I have had this book on my bookshelf for years after picking it up at a used bookstore on sale, and previously gave it a half hearted try. And boy oh boy am I glad I gave it another go. This book snuck up on me. A beautiful exploration of grief, trauma, identity, charity, friendship, and mental health with a wonderfully humorous and simultaneously gut-wrenching lens. I binged this in a day, which I think heightened the experience and also worked really well with the format of the book.

Another one I couldn't finish. I just didn't care about the characters at all, which made it awfully hard to care about what happened to them.

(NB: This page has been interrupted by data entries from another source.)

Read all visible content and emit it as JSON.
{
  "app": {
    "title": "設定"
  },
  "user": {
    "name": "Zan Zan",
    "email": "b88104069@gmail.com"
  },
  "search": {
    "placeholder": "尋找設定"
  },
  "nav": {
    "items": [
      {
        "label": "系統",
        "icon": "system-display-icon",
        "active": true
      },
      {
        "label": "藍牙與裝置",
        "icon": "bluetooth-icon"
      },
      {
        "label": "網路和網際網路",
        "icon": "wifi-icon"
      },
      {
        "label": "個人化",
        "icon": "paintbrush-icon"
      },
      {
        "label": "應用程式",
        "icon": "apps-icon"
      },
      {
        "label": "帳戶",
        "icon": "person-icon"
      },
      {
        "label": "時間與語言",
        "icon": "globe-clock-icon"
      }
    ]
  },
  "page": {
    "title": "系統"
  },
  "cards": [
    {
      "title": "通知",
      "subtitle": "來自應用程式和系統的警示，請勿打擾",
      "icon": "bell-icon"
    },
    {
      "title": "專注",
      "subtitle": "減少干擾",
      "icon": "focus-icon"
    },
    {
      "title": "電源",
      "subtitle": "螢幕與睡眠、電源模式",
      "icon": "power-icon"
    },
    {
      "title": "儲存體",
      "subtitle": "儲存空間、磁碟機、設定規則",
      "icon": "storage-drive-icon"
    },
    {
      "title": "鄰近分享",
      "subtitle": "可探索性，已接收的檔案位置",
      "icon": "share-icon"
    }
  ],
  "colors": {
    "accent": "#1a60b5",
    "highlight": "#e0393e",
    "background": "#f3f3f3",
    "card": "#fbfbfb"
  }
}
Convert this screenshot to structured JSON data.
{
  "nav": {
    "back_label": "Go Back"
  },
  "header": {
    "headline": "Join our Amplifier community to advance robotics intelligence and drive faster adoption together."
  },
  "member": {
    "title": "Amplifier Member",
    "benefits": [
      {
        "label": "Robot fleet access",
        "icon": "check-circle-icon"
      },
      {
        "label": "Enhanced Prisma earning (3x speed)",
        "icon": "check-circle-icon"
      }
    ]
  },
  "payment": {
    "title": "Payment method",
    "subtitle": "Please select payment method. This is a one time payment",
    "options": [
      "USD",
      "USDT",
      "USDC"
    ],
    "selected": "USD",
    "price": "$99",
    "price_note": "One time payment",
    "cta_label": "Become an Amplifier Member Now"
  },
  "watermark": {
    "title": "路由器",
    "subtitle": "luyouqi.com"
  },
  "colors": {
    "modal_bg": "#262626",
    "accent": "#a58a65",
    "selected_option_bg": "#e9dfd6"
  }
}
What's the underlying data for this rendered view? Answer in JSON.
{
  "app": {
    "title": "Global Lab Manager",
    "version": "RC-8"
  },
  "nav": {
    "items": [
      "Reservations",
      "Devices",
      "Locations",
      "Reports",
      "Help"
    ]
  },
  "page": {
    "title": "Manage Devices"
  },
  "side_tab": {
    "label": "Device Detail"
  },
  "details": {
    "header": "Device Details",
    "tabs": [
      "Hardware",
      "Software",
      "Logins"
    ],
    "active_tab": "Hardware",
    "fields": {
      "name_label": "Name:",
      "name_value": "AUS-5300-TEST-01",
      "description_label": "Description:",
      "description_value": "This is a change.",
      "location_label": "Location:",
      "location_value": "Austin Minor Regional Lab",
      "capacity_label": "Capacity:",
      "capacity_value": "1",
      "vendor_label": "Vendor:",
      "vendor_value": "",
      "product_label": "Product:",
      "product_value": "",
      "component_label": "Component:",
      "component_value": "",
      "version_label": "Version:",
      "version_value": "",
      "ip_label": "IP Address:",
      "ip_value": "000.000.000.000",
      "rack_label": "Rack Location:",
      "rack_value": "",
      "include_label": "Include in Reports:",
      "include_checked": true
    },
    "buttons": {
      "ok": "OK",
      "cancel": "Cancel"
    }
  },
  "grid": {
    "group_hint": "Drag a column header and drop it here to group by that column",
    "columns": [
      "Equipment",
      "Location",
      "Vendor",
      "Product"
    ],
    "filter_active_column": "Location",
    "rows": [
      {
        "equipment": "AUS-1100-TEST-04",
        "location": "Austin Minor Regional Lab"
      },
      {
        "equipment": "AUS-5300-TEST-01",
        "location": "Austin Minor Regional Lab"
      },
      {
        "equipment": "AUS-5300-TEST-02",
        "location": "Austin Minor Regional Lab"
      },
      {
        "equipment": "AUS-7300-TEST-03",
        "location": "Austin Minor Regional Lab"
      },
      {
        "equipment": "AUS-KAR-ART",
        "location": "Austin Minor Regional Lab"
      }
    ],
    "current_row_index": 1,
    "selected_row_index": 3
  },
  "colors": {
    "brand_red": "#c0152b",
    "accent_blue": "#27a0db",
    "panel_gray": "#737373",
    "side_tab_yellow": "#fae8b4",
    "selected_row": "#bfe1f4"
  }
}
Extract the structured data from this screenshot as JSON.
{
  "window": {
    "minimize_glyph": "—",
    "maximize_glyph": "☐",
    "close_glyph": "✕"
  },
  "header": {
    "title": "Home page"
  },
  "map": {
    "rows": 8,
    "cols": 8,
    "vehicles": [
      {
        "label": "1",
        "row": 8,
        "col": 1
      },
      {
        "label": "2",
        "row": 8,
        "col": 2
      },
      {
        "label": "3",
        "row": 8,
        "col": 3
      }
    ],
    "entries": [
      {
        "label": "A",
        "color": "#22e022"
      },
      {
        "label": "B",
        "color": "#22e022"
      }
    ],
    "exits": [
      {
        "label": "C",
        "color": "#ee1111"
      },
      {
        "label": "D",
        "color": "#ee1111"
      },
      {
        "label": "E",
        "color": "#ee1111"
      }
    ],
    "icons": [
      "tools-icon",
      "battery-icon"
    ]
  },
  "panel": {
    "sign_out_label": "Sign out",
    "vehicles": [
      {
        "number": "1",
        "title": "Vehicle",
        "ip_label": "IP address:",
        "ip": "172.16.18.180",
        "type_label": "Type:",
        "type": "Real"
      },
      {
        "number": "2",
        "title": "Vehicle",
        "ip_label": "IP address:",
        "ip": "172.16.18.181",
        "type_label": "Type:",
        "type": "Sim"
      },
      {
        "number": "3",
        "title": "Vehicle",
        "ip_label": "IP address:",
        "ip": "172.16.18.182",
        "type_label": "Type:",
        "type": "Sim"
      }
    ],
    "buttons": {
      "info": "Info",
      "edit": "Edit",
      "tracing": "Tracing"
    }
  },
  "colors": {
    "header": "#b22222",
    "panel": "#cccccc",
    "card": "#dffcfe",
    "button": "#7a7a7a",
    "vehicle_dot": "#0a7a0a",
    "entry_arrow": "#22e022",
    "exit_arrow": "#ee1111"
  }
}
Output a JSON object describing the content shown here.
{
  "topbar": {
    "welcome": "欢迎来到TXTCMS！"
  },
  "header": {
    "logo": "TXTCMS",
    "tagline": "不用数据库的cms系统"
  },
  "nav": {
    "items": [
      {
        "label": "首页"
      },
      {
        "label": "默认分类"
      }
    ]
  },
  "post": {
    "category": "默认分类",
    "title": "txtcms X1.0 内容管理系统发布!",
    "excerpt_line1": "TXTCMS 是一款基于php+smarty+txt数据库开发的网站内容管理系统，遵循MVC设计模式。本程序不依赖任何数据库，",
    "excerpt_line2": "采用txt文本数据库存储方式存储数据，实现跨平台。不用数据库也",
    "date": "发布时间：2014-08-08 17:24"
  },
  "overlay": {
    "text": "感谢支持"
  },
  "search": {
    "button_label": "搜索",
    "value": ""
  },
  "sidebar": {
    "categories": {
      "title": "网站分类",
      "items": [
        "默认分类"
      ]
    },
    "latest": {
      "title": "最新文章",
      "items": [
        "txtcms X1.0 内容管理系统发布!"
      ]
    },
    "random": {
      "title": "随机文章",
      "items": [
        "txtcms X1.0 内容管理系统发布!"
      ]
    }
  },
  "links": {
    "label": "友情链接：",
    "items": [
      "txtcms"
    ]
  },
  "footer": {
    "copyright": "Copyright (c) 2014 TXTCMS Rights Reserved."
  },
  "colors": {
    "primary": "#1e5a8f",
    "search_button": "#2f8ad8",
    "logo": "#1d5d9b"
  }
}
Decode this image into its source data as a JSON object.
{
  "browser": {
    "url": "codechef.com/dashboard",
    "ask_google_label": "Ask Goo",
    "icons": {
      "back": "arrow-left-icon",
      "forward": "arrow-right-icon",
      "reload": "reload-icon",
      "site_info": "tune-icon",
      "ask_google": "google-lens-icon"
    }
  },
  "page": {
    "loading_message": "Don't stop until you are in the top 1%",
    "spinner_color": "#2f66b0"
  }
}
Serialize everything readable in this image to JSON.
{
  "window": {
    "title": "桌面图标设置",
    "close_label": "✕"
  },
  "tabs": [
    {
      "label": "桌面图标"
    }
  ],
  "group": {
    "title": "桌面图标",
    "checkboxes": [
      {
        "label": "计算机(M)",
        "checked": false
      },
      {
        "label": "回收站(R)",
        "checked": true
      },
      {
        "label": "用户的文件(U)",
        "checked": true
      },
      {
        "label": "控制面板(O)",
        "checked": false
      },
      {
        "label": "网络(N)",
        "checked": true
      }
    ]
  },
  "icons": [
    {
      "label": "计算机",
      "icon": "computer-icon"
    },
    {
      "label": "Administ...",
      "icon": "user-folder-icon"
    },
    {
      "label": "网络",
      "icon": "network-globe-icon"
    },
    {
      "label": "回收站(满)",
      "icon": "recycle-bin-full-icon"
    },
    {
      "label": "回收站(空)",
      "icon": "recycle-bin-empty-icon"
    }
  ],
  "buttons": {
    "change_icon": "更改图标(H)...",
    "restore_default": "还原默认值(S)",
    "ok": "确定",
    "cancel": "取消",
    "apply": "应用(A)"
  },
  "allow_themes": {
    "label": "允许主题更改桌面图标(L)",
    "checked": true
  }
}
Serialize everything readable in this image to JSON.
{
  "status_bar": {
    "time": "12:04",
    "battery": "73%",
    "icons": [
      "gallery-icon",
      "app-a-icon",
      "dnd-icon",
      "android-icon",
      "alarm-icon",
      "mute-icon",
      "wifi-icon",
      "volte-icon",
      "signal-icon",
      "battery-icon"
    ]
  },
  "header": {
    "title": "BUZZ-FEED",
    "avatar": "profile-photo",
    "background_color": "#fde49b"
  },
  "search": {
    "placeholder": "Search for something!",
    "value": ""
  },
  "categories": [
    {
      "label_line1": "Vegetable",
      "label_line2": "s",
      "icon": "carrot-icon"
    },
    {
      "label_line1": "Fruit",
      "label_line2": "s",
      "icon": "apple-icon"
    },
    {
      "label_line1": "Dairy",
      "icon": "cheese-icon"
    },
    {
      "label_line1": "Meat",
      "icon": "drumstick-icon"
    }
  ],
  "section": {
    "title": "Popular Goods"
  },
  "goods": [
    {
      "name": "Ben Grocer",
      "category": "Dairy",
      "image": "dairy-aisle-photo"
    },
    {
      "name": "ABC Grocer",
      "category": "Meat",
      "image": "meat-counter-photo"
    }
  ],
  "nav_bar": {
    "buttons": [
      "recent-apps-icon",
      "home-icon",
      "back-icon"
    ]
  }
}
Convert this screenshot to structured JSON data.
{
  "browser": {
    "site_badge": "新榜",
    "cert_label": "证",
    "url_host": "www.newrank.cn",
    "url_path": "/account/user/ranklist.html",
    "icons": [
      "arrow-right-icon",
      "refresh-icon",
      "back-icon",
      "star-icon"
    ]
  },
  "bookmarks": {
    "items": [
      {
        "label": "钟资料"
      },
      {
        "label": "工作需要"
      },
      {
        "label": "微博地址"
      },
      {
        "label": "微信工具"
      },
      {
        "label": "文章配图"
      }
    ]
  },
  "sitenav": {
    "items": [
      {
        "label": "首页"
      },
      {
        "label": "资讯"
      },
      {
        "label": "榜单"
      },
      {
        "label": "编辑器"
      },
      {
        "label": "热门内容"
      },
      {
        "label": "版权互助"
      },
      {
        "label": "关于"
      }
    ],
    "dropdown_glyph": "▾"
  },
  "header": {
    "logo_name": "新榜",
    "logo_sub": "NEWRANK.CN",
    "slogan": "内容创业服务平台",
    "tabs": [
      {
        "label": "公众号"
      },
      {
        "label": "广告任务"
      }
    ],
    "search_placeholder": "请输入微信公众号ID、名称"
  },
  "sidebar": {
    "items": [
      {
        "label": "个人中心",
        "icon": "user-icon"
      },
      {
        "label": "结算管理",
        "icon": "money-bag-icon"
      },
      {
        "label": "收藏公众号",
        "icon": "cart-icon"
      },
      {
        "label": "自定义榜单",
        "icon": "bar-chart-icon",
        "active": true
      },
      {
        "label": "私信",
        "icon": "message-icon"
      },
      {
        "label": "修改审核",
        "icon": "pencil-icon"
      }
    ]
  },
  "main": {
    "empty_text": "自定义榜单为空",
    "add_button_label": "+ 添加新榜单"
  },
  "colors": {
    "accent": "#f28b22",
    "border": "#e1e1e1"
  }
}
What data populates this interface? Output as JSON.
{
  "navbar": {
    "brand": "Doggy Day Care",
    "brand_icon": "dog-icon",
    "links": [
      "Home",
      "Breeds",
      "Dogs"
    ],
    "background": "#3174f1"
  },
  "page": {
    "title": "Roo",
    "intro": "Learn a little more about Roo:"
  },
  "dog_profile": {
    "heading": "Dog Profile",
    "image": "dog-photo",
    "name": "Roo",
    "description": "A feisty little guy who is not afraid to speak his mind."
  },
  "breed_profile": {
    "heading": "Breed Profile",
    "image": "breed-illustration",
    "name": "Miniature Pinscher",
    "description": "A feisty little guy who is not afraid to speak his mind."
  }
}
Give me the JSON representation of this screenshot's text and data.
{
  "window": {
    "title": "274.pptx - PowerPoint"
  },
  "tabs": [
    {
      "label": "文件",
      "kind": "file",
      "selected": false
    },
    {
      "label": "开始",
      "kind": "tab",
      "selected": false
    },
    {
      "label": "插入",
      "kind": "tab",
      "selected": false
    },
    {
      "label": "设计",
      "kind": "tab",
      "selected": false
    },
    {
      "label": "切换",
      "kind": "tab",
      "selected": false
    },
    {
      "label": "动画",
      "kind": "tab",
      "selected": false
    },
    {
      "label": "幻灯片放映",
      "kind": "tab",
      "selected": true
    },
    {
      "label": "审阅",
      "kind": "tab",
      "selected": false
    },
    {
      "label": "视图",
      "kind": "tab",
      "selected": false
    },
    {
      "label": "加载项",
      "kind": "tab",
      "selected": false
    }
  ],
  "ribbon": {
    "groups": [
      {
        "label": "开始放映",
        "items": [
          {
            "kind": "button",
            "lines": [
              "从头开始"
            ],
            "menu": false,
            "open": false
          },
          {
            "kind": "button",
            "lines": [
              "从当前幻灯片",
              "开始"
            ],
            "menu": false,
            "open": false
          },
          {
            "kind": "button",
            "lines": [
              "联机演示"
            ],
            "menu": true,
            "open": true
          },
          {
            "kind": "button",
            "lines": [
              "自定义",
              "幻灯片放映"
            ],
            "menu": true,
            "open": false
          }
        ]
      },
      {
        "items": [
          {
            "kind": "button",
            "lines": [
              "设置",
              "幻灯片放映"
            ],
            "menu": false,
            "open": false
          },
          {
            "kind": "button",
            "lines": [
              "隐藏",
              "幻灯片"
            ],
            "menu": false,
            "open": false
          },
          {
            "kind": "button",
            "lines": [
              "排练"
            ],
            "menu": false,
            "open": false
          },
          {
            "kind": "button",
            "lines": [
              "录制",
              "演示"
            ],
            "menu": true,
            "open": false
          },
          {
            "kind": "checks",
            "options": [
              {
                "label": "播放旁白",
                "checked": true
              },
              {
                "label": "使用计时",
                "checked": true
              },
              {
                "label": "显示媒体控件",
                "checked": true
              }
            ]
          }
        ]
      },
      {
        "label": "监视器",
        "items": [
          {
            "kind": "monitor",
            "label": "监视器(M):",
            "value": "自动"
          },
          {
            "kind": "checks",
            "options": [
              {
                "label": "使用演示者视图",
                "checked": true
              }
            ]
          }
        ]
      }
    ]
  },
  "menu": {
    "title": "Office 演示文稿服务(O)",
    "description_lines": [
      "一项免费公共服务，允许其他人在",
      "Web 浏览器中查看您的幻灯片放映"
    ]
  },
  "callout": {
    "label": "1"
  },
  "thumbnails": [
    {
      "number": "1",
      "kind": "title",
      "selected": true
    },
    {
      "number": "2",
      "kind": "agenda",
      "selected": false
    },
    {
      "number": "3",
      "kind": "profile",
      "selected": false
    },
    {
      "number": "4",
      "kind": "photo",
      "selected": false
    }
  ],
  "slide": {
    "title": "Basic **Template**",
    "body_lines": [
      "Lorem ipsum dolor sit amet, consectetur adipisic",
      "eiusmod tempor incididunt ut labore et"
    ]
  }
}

Not nearly as good as HWOSG or What is the What. Has some absolutely amazing passages when you are inside the narrator's head, but I did not find the story that compelling.

I can see flashes of Dave Eggers writing style here, but it seems like he didn't quite have enough figured out writing-craft-wise to carry this particular story off. I will say that for a story with a similar idea, of someone trying to understand different cultures, and getting lost in it, A Hologram for the King is MUCH better.

After Heartbreaking Work of Staggering Genius, I was really looking forward to reading more of Eggers. So, when this one came out, I jumped at the chance. Bitterly disappointed. I'm taking a risk by saying this is a sophomore jinx - as I'm not sure this is his second book - but one way or another it was a huge step down from the book that put his name on the contemporary American literary map.

I couldn't finish this book. I have no patience for mediocre men like the ones the book is written about, and the men who write about them. I just wanted them to get the fuck over themselves. Ugh.

A interesting story. Frustrating at parts, intriguing at others.
After a guy loses his best friend in a freak car accident and comes into to money, he decides he wants to travel the whole globe in a week and give his money to the less fortunate. His friend Hand comes along and together they face many challenges, but also many unique experiences.

This is my mixed take: I read it to the end, but I did not care for the main characters. I hoped they would find some answers or land someplace and find their direction. They wandered and got list and met people. Then they ran out of time, so the journey was done. The author kept me reading but left me wanting a better ending.

I want to like Dave Eggers so bad. He is a really good writer and does really great things for kids and literacy and stuff. But his books seem so meta and pretentious. Like, there are parts that I love, but also parts I just want to punch because they are so grandiose and elaborate. The thing is, I know that's how I feel sometimes, that's how I think sometimes, a little too in-depth. But it gets a little annoying after a while.

I liked this book. It was interesting. I appreciated the "interlude" even though that was a little rambly and disconnected too. But, eh. Sometimes it was just too much.

This book is brilliantly written, with sentences and paragraphs that took my breath away. Unfortunately, I found the narrator so deeply depressing and broken that I was actually cheering for his quick death. I have never felt that way before about anyone, alive or fictional. This is definitely the saddest book I have ever read.